You can also make shea whips with your herbal oils:
2 cups shea butter, whipped in kitchen aid or by hand until light and fluffy
1-2 oz. herbal oil, whipped together with shea
20-40 drops of essential oils of your choice
Mix all together well for a nourishing skin treat.
OR….add some sugar and mix in by hand for a moisturizing sugar scrub. Possible additions are vitamin e, essential oils, charcoal powder, matcha, vitamin c, and honey. Play with these and see what you love. As long as you are not adding food ingredients (such as pumpkin) or high moisture content plants, these should remain shelf stable for at least a year.

Herbal Honeys
Ahhh…honey. What is not to love? Our wonderful bee friends provide a nectar that is not only delicious, but tonifying to the blood, moisturizing to the skin, a lovely digestive tonic, and can help treat burns and infections. Many folks love to make aromatic and medicinal honeys to add to teas or pour over yogurt, onto baked treats, or just to enjoy by the spoonful. You can also turn a tincture into an elixir by adding an herb honey. Here are a couple that I like to keep on hand:

Cardamom Orange Honey
4oz. Honey (local and raw is best)
1 tsp. Cardamom powder
2-4 drops organic orange essential oil
Mix together well and place in a beautiful jar to gift. So easy, so delicious! I do want to mention that normally I do not recommend using essential oils internally. In this case, the amount is very small and orange is often used in moderation in the food industry and has been proven safe. Peppermint is another that can be used this way. Diluted in super small amounts only.

Ginger Honey
Peel and slice a 3 inch chunk of fresh ginger root and add to 4 oz. honey. Let this sit for a week and strain out ginger chunks (throw into stir fry or soup, or brew as tea instead of tossing it). The honey will be delicately spiced with the ginger and is lovely to add to teas, baked goods, yogurt, or oatmeal.

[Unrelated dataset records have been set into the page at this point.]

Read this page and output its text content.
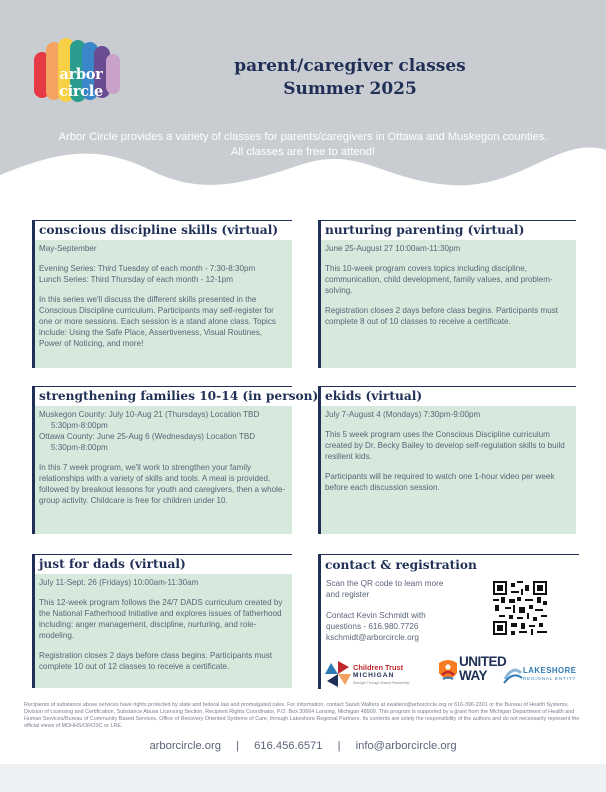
arbor circle
parent/caregiver classes
Summer 2025
Arbor Circle provides a variety of classes for parents/caregivers in Ottawa and Muskegon counties.
All classes are free to attend!
conscious discipline skills (virtual)

May-September

Evening Series: Third Tuesday of each month - 7:30-8:30pm

Lunch Series: Third Thursday of each month - 12-1pm

In this series we'll discuss the different skills presented in the Conscious Discipline curriculum. Participants may self-register for one or more sessions. Each session is a stand alone class. Topics include: Using the Safe Place, Assertiveness, Visual Routines, Power of Noticing, and more!

nurturing parenting (virtual)

June 25-August 27 10:00am-11:30pm

This 10-week program covers topics including discipline, communication, child development, family values, and problem-solving.

Registration closes 2 days before class begins. Participants must complete 8 out of 10 classes to receive a certificate.

strengthening families 10-14 (in person)

Muskegon County: July 10-Aug 21 (Thursdays) Location TBD

5:30pm-8:00pm

Ottawa County: June 25-Aug 6 (Wednesdays) Location TBD

5:30pm-8:00pm

In this 7 week program, we'll work to strengthen your family relationships with a variety of skills and tools. A meal is provided, followed by breakout lessons for youth and caregivers, then a whole-group activity. Childcare is free for children under 10.

ekids (virtual)

July 7-August 4 (Mondays) 7:30pm-9:00pm

This 5 week program uses the Conscious Discipline curriculum created by Dr. Becky Bailey to develop self-regulation skills to build resilient kids.

Participants will be required to watch one 1-hour video per week before each discussion session.

just for dads (virtual)

July 11-Sept. 26 (Fridays) 10:00am-11:30am

This 12-week program follows the 24/7 DADS curriculum created by the National Fatherhood Initiative and explores issues of fatherhood including: anger management, discipline, nurturing, and role-modeling.

Registration closes 2 days before class begins. Participants must complete 10 out of 12 classes to receive a certificate.

contact & registration

Scan the QR code to learn more and register

Contact Kevin Schmidt with questions - 616.980.7726

kschmidt@arborcircle.org

Children Trust
MICHIGAN
Strength Through Shared Partnership
UNITED
WAY	LAKESHORE
REGIONAL ENTITY
Recipients of substance abuse services have rights protected by state and federal law and promulgated rules. For information, contact Sarah Walters at swalters@arborcircle.org or 616-396-2301 or the Bureau of Health Systems, Division of Licensing and Certification, Substance Abuse Licensing Section, Recipient Rights Coordinator, P.O. Box 30664 Lansing, Michigan 48909. This program is supported by a grant from the Michigan Department of Health and Human Services/Bureau of Community Based Services, Office of Recovery Oriented Systems of Care, through Lakeshore Regional Partners. Its contents are solely the responsibility of the authors and do not necessarily represent the official views of MDHHS/OROSC or LRE.
arborcircle.org | 616.456.6571 | info@arborcircle.org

I hope this gives you a few ideas for lovely treats to make for your holiday gifting. Please share with me any wonderful herbal treats that you love to share. Over the years I have made cordials, herbal dog and cat treats, flower essence blends, aromatherapy sprays, and herbal teas. Most everyone I know loves getting some healing herbal goodness for a gift and the sharing of handmade herbal goodness is a tradition I hope to always create.

Happy Holidays to you and your families. Made they be filled with love and peace, no matter how you celebrate.